Frisenna (4,5) fa una delle sue peggiori prove in maglia biancoscudata, perdendo troppi palloni e sbagliando scelte in prossimità dell’area avversaria, quando il Messina era martello e doveva battere forte dalle parti della porta avversaria. Anzelmo (5), in versione pulcino bagnato, speriamo tragga insegnamenti e fortifichi il carattere dopo questa gara giocata interamente senza mai trovare posizione o tempo di giocata giusta. Pedicillo (5) stavolta delude, perché rimane intruppato nelle contraddizioni della squadra senza mai riuscire ad emergere con qualche giocata estemporanea e, quindi, per la prima volta in stagione, risulta tra i primi ad essere sostituti, da Garofalo (4) evanescente e, a tratti, irritante. Nel reparto di attacco, l’unico ad essere vivo e dentro il match, così come avvenuto anche ad Avellino, è Petrungaro (6,5), autore di un gol di astuzia, ma sempre disposto a metterci gambe e cervello per provare a cambiare l’inerzia della gara, purtroppo predicando nel deserto.

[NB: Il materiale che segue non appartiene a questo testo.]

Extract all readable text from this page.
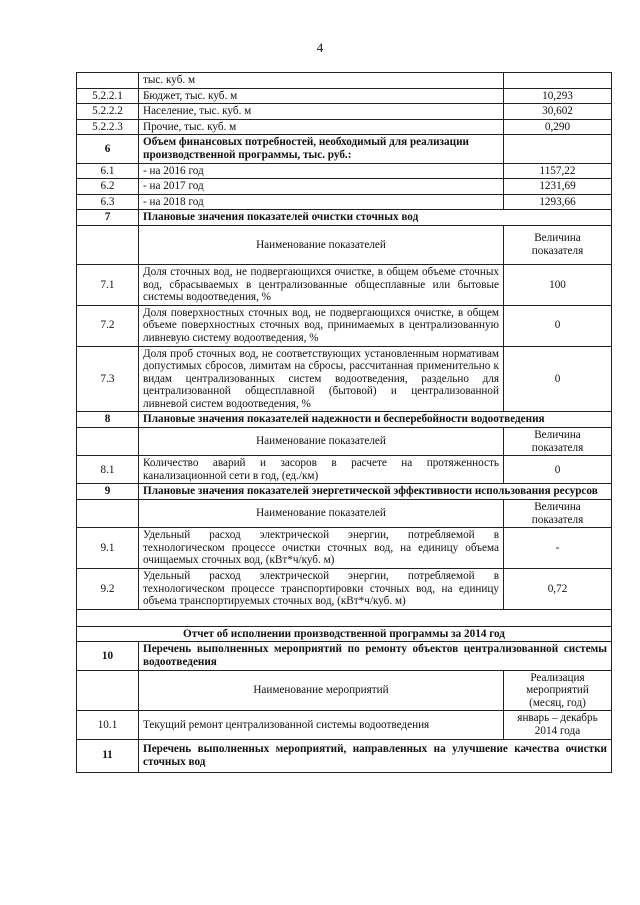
4
	тыс. куб. м	
5.2.2.1	Бюджет, тыс. куб. м	10,293
5.2.2.2	Население, тыс. куб. м	30,602
5.2.2.3	Прочие, тыс. куб. м	0,290
6	Объем финансовых потребностей, необходимый для реализации производственной программы, тыс. руб.:	
6.1	- на 2016 год	1157,22
6.2	- на 2017 год	1231,69
6.3	- на 2018 год	1293,66
7	Плановые значения показателей очистки сточных вод	
	Наименование показателей	Величина показателя
7.1	Доля сточных вод, не подвергающихся очистке, в общем объеме сточных вод, сбрасываемых в централизованные общесплавные или бытовые системы водоотведения, %	100
7.2	Доля поверхностных сточных вод, не подвергающихся очистке, в общем объеме поверхностных сточных вод, принимаемых в централизованную ливневую систему водоотведения, %	0
7.3	Доля проб сточных вод, не соответствующих установленным нормативам допустимых сбросов, лимитам на сбросы, рассчитанная применительно к видам централизованных систем водоотведения, раздельно для централизованной общесплавной (бытовой) и централизованной ливневой систем водоотведения, %	0
8	Плановые значения показателей надежности и бесперебойности водоотведения	
	Наименование показателей	Величина показателя
8.1	Количество аварий и засоров в расчете на протяженность канализационной сети в год, (ед./км)	0
9	Плановые значения показателей энергетической эффективности использования ресурсов	
	Наименование показателей	Величина показателя
9.1	Удельный расход электрической энергии, потребляемой в технологическом процессе очистки сточных вод, на единицу объема очищаемых сточных вод, (кВт*ч/куб. м)	-
9.2	Удельный расход электрической энергии, потребляемой в технологическом процессе транспортировки сточных вод, на единицу объема транспортируемых сточных вод, (кВт*ч/куб. м)	0,72

Отчет об исполнении производственной программы за 2014 год		
10	Перечень выполненных мероприятий по ремонту объектов централизованной системы водоотведения	
	Наименование мероприятий	Реализация мероприятий (месяц, год)
10.1	Текущий ремонт централизованной системы водоотведения	январь – декабрь 2014 года
11	Перечень выполненных мероприятий, направленных на улучшение качества очистки сточных вод	
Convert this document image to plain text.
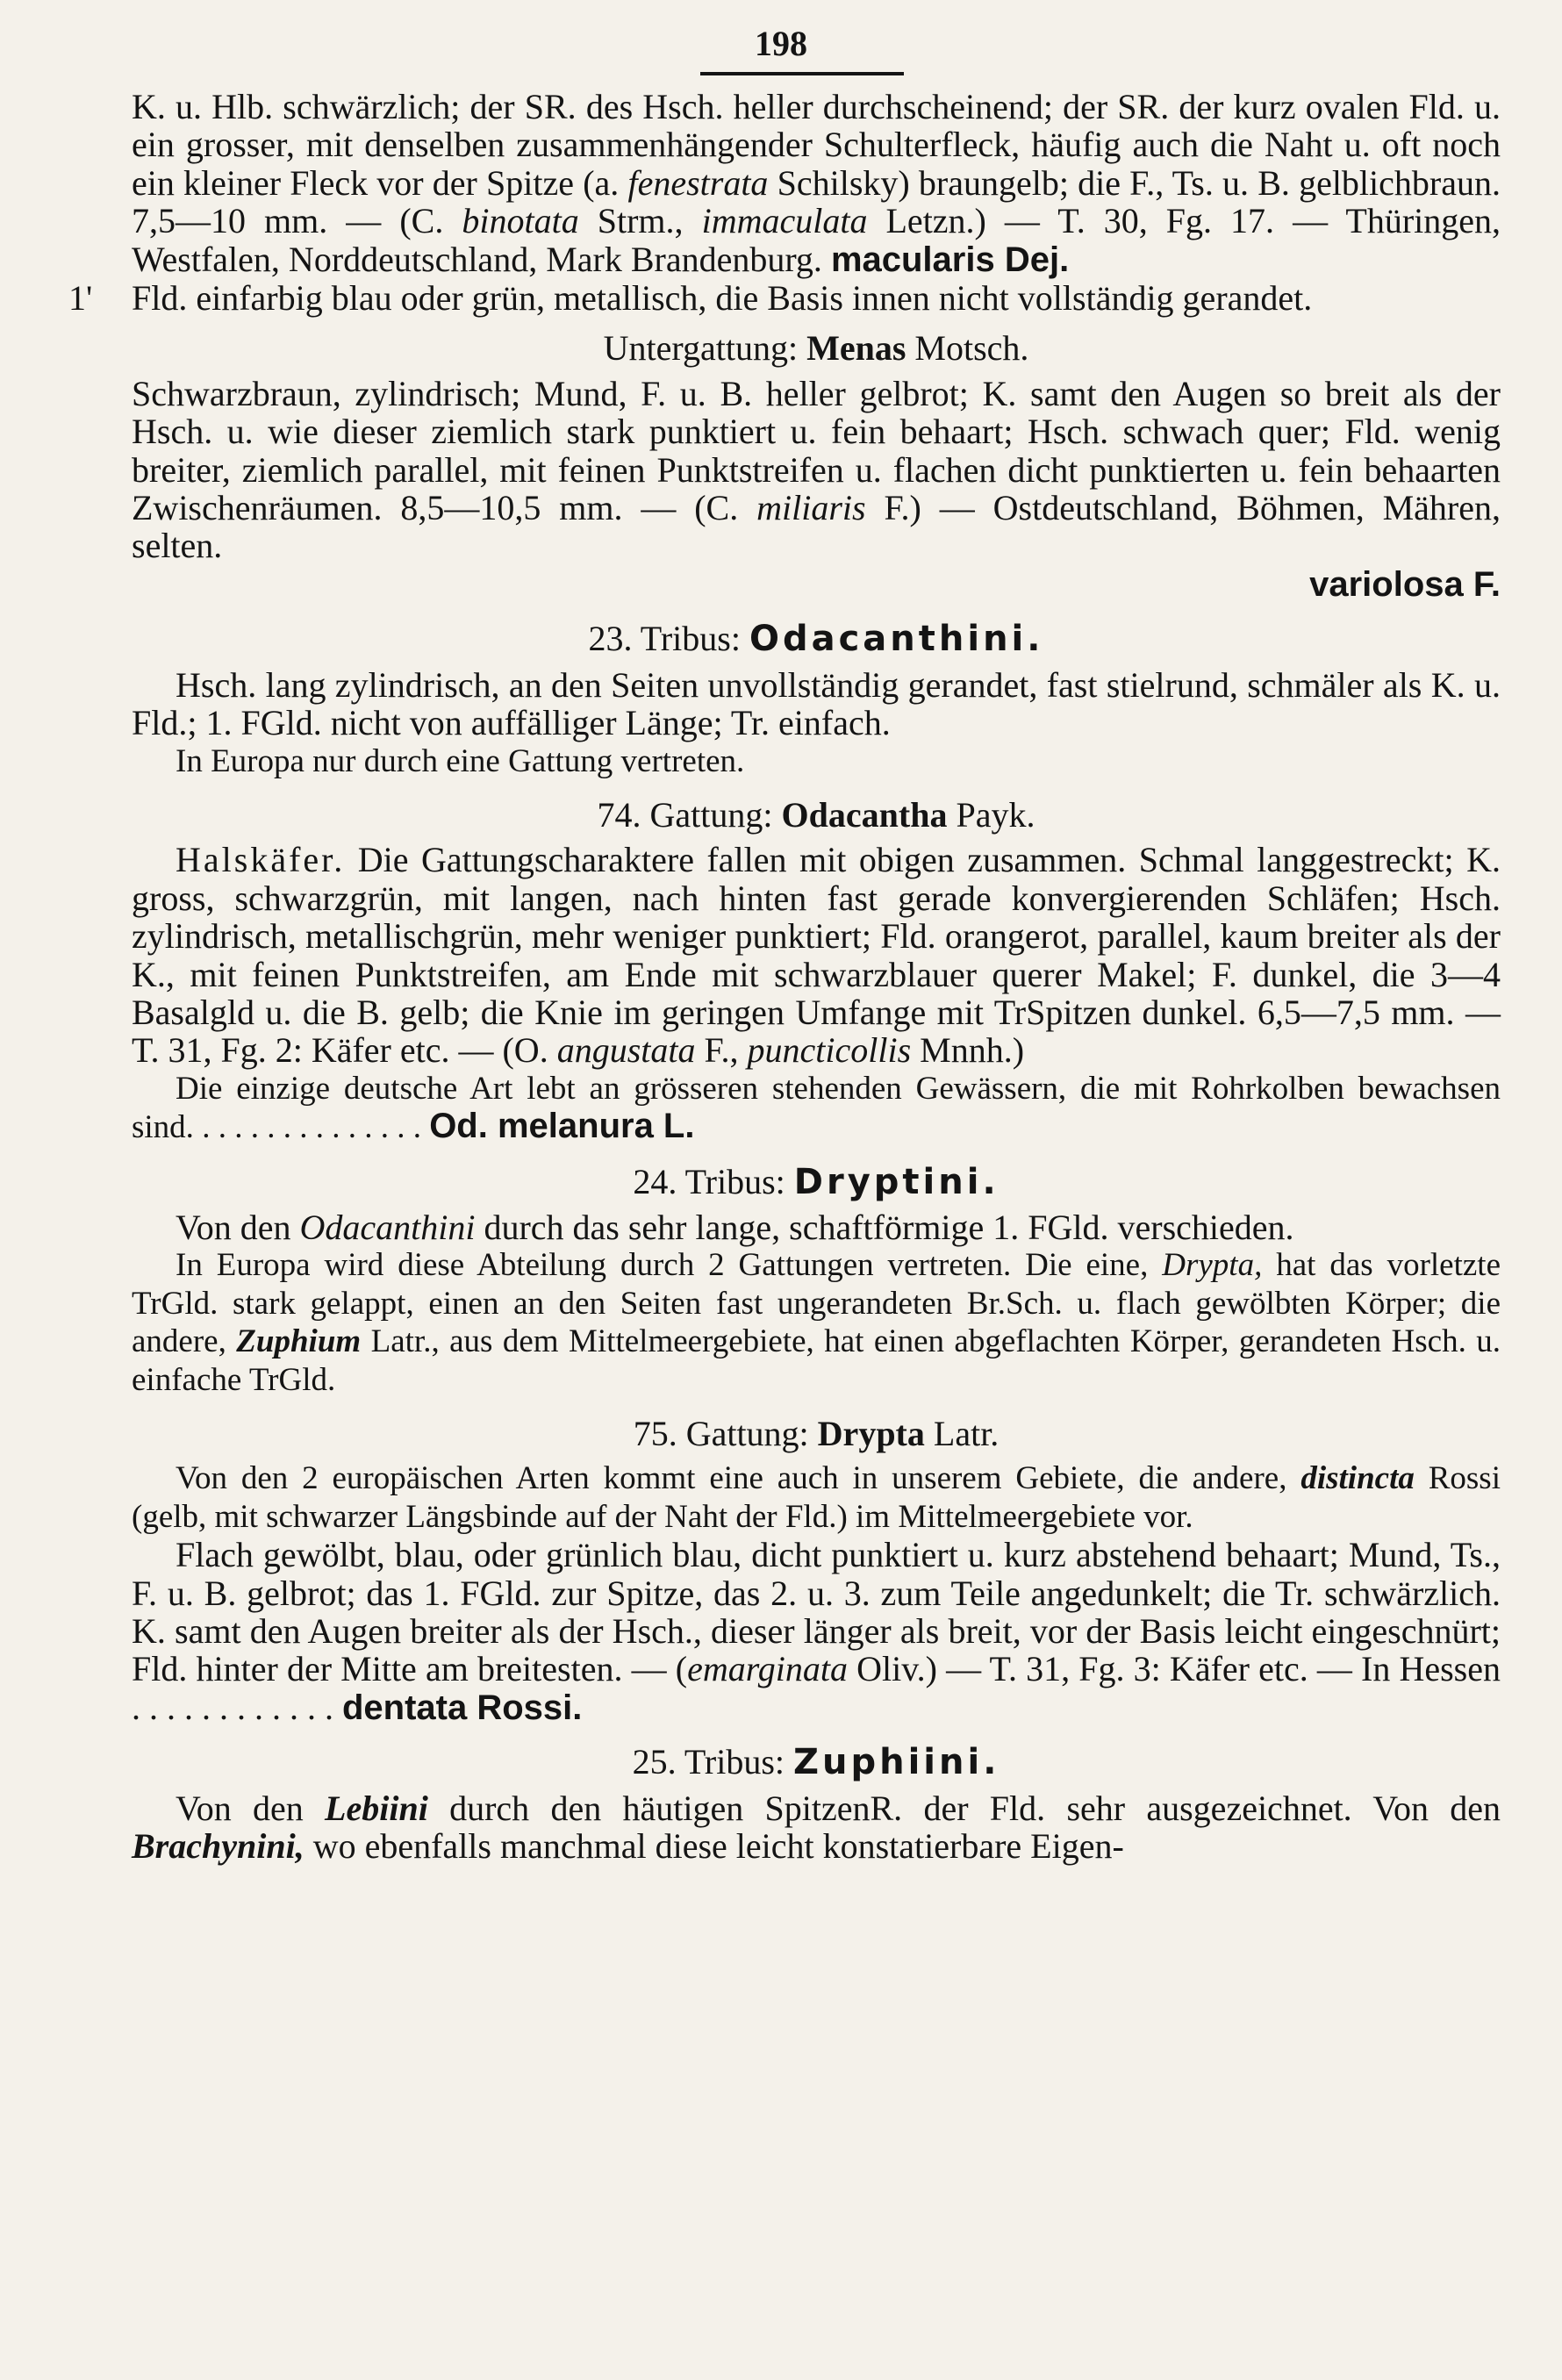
198

K. u. Hlb. schwärzlich; der SR. des Hsch. heller durchscheinend; der SR. der kurz ovalen Fld. u. ein grosser, mit denselben zusammenhängender Schulterfleck, häufig auch die Naht u. oft noch ein kleiner Fleck vor der Spitze (a. fenestrata Schilsky) braungelb; die F., Ts. u. B. gelblichbraun. 7,5—10 mm. — (C. binotata Strm., immaculata Letzn.) — T. 30, Fg. 17. — Thüringen, Westfalen, Norddeutschland, Mark Brandenburg. macularis Dej.

1' Fld. einfarbig blau oder grün, metallisch, die Basis innen nicht vollständig gerandet.

Untergattung: Menas Motsch.

Schwarzbraun, zylindrisch; Mund, F. u. B. heller gelbrot; K. samt den Augen so breit als der Hsch. u. wie dieser ziemlich stark punktiert u. fein behaart; Hsch. schwach quer; Fld. wenig breiter, ziemlich parallel, mit feinen Punktstreifen u. flachen dicht punktierten u. fein behaarten Zwischenräumen. 8,5—10,5 mm. — (C. miliaris F.) — Ostdeutschland, Böhmen, Mähren, selten.

variolosa F.

23. Tribus: Odacanthini.

Hsch. lang zylindrisch, an den Seiten unvollständig gerandet, fast stielrund, schmäler als K. u. Fld.; 1. FGld. nicht von auffälliger Länge; Tr. einfach.

In Europa nur durch eine Gattung vertreten.

74. Gattung: Odacantha Payk.

Halskäfer. Die Gattungscharaktere fallen mit obigen zusammen. Schmal langgestreckt; K. gross, schwarzgrün, mit langen, nach hinten fast gerade konvergierenden Schläfen; Hsch. zylindrisch, metallischgrün, mehr weniger punktiert; Fld. orangerot, parallel, kaum breiter als der K., mit feinen Punktstreifen, am Ende mit schwarzblauer querer Makel; F. dunkel, die 3—4 Basalgld u. die B. gelb; die Knie im geringen Umfange mit TrSpitzen dunkel. 6,5—7,5 mm. — T. 31, Fg. 2: Käfer etc. — (O. angustata F., puncticollis Mnnh.)

Die einzige deutsche Art lebt an grösseren stehenden Gewässern, die mit Rohrkolben bewachsen sind. . . . . . . . . . . . . . . Od. melanura L.

24. Tribus: Dryptini.

Von den Odacanthini durch das sehr lange, schaftförmige 1. FGld. verschieden.

In Europa wird diese Abteilung durch 2 Gattungen vertreten. Die eine, Drypta, hat das vorletzte TrGld. stark gelappt, einen an den Seiten fast ungerandeten Br.Sch. u. flach gewölbten Körper; die andere, Zuphium Latr., aus dem Mittelmeergebiete, hat einen abgeflachten Körper, gerandeten Hsch. u. einfache TrGld.

75. Gattung: Drypta Latr.

Von den 2 europäischen Arten kommt eine auch in unserem Gebiete, die andere, distincta Rossi (gelb, mit schwarzer Längsbinde auf der Naht der Fld.) im Mittelmeergebiete vor.

Flach gewölbt, blau, oder grünlich blau, dicht punktiert u. kurz abstehend behaart; Mund, Ts., F. u. B. gelbrot; das 1. FGld. zur Spitze, das 2. u. 3. zum Teile angedunkelt; die Tr. schwärzlich. K. samt den Augen breiter als der Hsch., dieser länger als breit, vor der Basis leicht eingeschnürt; Fld. hinter der Mitte am breitesten. — (emarginata Oliv.) — T. 31, Fg. 3: Käfer etc. — In Hessen . . . . . . . . . . . . dentata Rossi.

25. Tribus: Zuphiini.

Von den Lebiini durch den häutigen SpitzenR. der Fld. sehr ausgezeichnet. Von den Brachynini, wo ebenfalls manchmal diese leicht konstatierbare Eigen-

Gli altri attaccanti, invece, stanno lì a fare le statue di marmo, anzi di frutta martorana, per restare in tema di celebrazioni per i morti, partendo da Luciani (4), la cui istantanea della gara sta tutta nel crollo palla al piede che chiude il primo tempo, per continuare con Re (4) un moscerino che non dà fastidio a nessuno, mentre Anatriello (5) entra timoroso e, quindi, perde il 75% del proprio potenziale, rappresentato proprio dalla sua grinta inesauribile. Dalla panchina, Modica tira fuori anche Ndir (5), dopo l’espulsione di Marino, che, almeno, stavolta limita solo a una svirgolata il suo campionario di svarioni, senza incidere sul punteggio finale.